Gold prices picked up some strength and followed to capture the markets attention, as we enter the last 10 days of November.
During the past days, the US dollar weakened, displaying its biggest weekly drop in two months, after U.S. Fed officials referred to a potential global slowdown, leaving the market in doubts over how far the rate-hike cycle has left to run.
However, the Fed has hiked rates three times in 2018, turning gold into an undesirable instrument due to its adverse relationship to the event but also, a fourth rate increase is expected next month.
At the moment, we are going through a very quiet week for the US as the Thanks Giving holiday kicks in, along with a week of not so significant financial releases which could make a case for a muted reaction for the USD.
Though looming fundamental news like the US Sino matter could step to the center of attention if a breakthrough or update is made public.
We do not support the opinion and broad release of reports indicating that the US economy is in a weak spot or that the Fed is turning dovish. Rather, we could say, the USD is having a break, only to return shortly.
Yesterday and today Gold prices rose simultaneously as bond yields dropped amid risk aversion, increasing the relative appeal of non-interest-bearing alternatives.
Today, London’s gold market the London Bullion Market Association (LBMA) stated an average of about $37 billion worth of gold was traded each day during last week, including metal for delivery in Zurich, World Gold Council estimates, based on 2016 data, were between three and six times higher.
LBMA is the largest over-the-counter gold traded market in the world and has started making its trading activities public, in an attempt to bring more transparency.
It is making its information public for the first time, bearing in mind that LBMA has its roots back in 1676.
The information released can be useful to the average trader as a metric of statistics if the information would continue flowing.
Keeping statistical data in hand, can help traders or analysts to calculate approximate future inflows and outflows or make different comparisons between periods.
Moving on to discuss Gold demand and supply levels, a case could be made if Gold is in for a comeback and if it can reach yearly 2018 highs.
Starting with demand, the precious metals is needed by sectors like jewelry, technology, investment, and Central Banks.

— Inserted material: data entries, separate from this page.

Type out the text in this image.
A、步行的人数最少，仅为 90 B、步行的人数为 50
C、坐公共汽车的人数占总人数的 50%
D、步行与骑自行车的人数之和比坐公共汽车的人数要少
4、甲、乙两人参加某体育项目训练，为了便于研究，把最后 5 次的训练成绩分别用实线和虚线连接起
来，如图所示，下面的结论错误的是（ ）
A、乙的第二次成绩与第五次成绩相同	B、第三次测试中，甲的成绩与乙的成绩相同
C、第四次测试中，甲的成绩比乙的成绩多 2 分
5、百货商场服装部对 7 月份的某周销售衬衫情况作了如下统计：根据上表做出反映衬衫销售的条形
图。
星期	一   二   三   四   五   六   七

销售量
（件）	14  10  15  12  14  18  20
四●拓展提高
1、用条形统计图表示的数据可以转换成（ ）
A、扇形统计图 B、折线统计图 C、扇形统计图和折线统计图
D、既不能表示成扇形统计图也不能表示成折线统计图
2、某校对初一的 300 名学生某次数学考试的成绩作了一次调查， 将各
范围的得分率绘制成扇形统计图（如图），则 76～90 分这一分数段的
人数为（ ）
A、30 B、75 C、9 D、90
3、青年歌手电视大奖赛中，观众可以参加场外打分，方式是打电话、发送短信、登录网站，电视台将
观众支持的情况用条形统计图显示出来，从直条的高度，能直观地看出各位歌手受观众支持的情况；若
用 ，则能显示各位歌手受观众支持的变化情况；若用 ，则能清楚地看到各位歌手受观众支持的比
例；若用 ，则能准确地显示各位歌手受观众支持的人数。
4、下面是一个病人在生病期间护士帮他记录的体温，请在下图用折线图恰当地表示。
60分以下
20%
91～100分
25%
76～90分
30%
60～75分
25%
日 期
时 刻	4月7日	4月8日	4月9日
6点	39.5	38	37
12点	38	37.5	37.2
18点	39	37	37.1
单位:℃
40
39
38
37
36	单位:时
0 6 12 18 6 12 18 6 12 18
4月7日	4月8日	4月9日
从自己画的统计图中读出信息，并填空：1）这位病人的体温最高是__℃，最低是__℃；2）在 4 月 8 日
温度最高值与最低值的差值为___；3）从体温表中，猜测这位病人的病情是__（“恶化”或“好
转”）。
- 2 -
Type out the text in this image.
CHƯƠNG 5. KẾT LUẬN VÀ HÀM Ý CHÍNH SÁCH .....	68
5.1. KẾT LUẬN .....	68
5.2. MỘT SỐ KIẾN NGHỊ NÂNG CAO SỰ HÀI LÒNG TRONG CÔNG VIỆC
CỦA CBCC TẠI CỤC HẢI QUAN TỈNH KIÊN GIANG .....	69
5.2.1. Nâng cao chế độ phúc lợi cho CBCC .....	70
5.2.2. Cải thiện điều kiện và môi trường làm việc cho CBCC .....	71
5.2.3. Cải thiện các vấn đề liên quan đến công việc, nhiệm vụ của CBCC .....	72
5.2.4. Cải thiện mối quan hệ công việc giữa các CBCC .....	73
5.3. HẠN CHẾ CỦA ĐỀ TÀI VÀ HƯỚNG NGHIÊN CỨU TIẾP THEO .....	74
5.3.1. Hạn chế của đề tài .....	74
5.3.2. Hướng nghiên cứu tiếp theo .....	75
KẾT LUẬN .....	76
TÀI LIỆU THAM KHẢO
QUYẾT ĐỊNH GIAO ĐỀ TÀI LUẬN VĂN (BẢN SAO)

For example Russia has been building a significant quantity of Bullion in its reserves and could be demanding more considering the way it has bought Gold in the past years.
In more detail, central banks buying gold could dramatically result in prices spiking along with foreign market disruptions in supply like India could also send create positive momentum for Gold prices.
Furthermore, geopolitical issues like the US Sino trade matter could also send the metal’s prices higher as any global interference in supply for Gold could send prices higher.
In the Asian and Arab countries consumers are used to buying gold not only as a jewelry but as a physical investment and sell it in need for fast cash.
In addition, due to the above mentioned news and updates we view the metal market with great potential for future advancement and moving into higher trading price ranges.
The metals markets could be ending a price correction and preparing for a substantial price advance.
Gold has been in a strong upward run in the latest sessions.
If the trend continues and bullion climbs even higher it may surpass the 1230 round number.
If that price is breached the next stop could be the 1232.93 (R1) resistance level and after that the 1241.18 (R2) resistance barrier.
Technically, the price action since the 15th of November allows us to hope for further advancements.
On the contrary, a bearish momentum for the precious metal could mean a drop below the 1220 round number with the next level being the 1218.64 (S1) support barrier.
After that level and below we may see the precious moving towards the 1210.66 (S2) Support barrier.